Quant à Doug Ford, né le 20 novembre 1964, sa présence dans le paysage politique doit beaucoup à sa famille. Son père, fondateur de l’imprimerie Deco Labels and Tags, a été député progressiste-conservateur sous Mike Harris. Au début des années 2000, ses fils ont repris en main l’entreprise mais le cadet, Rob, s’orienta plutôt vers la politique municipale.

La suite de l’histoire, bien connue, n’a pas besoin d’être répétée. Soulignons seulement que c’est dans l’ombre de son frère que Doug Ford a fait ses premières armes en politique en lui succédant comme conseiller dans son fief d’Etobicoke. Aux termes de son mandat de maire, Rob Ford, miné par un cancer, dû renoncer à se représenter et Doug se substitua à lui dans la course, finissant second derrière John Tory. En janvier dernier, la démission en catastrophe de Patrick Brown ouvrit les portes de la chefferie du Parti progressiste-conservateur aux ambitions de Doug Ford.

Des programmes contrastés

De la même manière que nous nous sommes arrêtés aux seules biographies des chefs des trois formations les plus connues, penchons-nous à présent sur les politiques mises de l’avant par ces mêmes partis.

En date d’aujourd’hui, le Parti libéral n’a pas encore rendu publique sa plateforme électorale. Il faut dire que le gouvernement s’est échiné, au cours des deux dernières années, à satisfaire de tant de manières tous les segments de la population qu’il ne lui reste guère plus de politiques à promettre. En somme, le dernier budget fait office de programme pour le parti : garderie gratuite pour les enfants de 2 ans et demi à 4 ans, investissements de 300 millions $ pour les élèves ayant des besoins particuliers, médicaments sur ordonnance gratuits pour les aînés de 65 ans et plus, 650 millions $ pour les soins à domicile, etc. Dès lors, il s’agira bien davantage, pour la formation, de défendre son bilan et de se présenter comme la mieux placée pour défendre le concept d’État-providence.

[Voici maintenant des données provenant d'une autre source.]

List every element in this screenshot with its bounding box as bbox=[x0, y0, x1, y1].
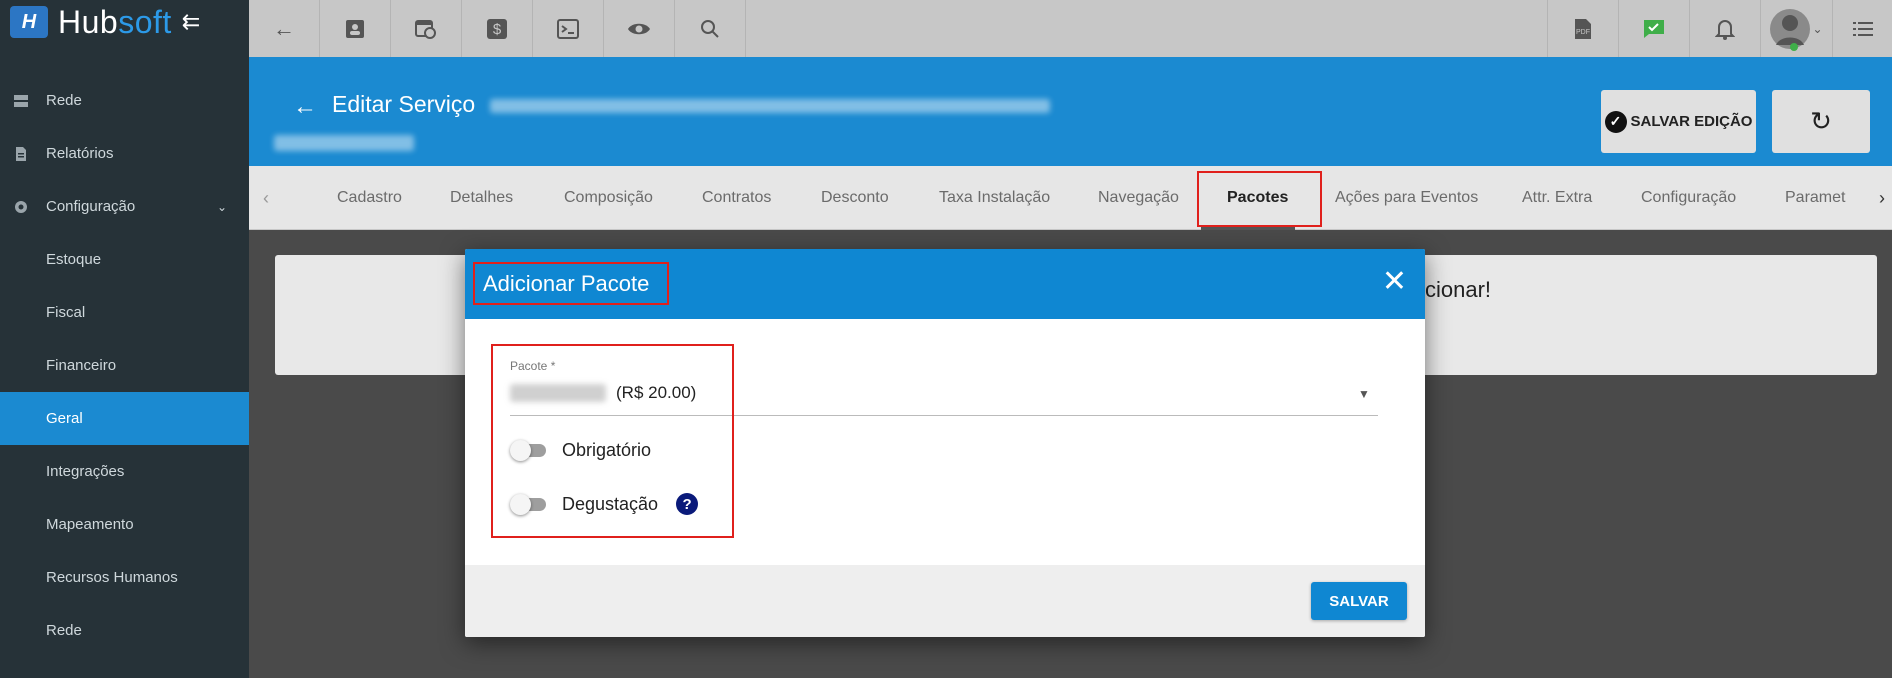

Cela complique la tâche au NPD qui doit alors chercher à se démarquer comme le véritable représentant de la gauche. Le NPD, dont le programme électoral est connu depuis le 16 avril, souhaite accroître la part du secteur public en ce qui touche au réseau hydro-électrique et estime ainsi pouvoir parvenir à des baisses de tarif de 30 %. Dans la tradition socialiste canadienne, le parti a aussi de grands projets relativement au domaine de la santé, voulant notamment offrir une assurance-dentaire et une assurance-médicaments à tous les Ontariens. Les garderies deviendraient gratuites pour les familles gagnant moins de 40 000 $ par année tandis qu’elles seraient accessibles pour les autres au coût de 12 $ par jour par enfant. Création de 15 000 lits de soins de longue durée, conversion des prêts étudiants en bourse, promotion de la recherche et du développement dans le secteur manufacturier, etc., voilà quelques autres politiques promises.

Tant les libéraux que les néo-démocrates se sont prononcés pour la mise en place d’une université franco-ontarienne. Dans son programme dévoilé en novembre dernier, le Parti progressiste-conservateur appuyait aussi l’idée, mais depuis, la formation s’est donné un nouveau chef qui, bien qu’ouvert à ce projet, reste néanmoins évasif sur le degré d’engagement qu’il entend prendre pour le mener à bien. Fidèle à son ancrage à droite, le parti préfère concentrer son attention sur les baisses d’impôt (22,5 % pour les Ontariens de la classe moyenne), la réduction de la facture d’électricité, un plus grand contrôle des dépenses publiques, l’implantation d’une loi sur l’intégrité et l’imputabilité, la suppression de la taxe sur le carbone, etc.

Un dossier à suivre

En début mai, le parlement sera dissout et les élections auront lieu le 7 juin. Il n’en tiendra alors qu’aux électeurs à départager le vrai du faux, le bon du mauvais et de choisir leur futur.

PHOTO : Queen’s Park. À qui le grand prix électoral?